カチという音と共に僕の首に隙間すら許さないサイズのリングが嵌った。
「…よし。サイズ、機能ともに問題ないね」
「…ちょっとくるしいよ」
「すぐ慣れるよ。体が成長して喉仏が出てきても大丈夫なようにしてあるから」
僕はそっとリングに触れた。
シャラ…と音をたてたのはネックレス風についていたチェーンの部分だろう。
「…リング…か」
オメガが自らを守る術。
…でもネットには運命の番のところでしか理性を失うと書かれてなかった。
アルファがオメガを好き、オメガがそのアルファを好かなかったとしても、アルファは力でオメガを番にできる…ということか。
「…柚、似合ってる」
「あんまりうれしくないほめことばどーも」
「ゆずおわった~?」
夏が部屋に飛び込んできて、僕の手をとった。
「ゆずかわいい」
「…ぼくおとこなのに。

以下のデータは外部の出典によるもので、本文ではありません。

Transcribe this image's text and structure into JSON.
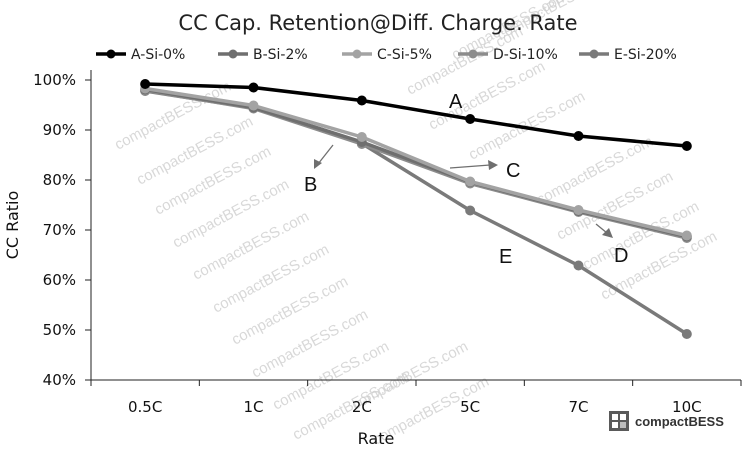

かわいいじゃなくてかっこいいがいい」
「じゃあかっこいい。かあさんがおやつよういしてくれてるよ。きょうはチーズケーキ!!」
「…ベリーソースは?」
「ブルーベリーとストロベリーだって」
好きなやつだ。
レアチーズケーキだったらブルーベリーでチーズタルトだったらストロベリー、スフレっぽいやつだったら何もなしで食べよ~。
…あ。
僕の好きな物スイーツ?
…女の子みたい。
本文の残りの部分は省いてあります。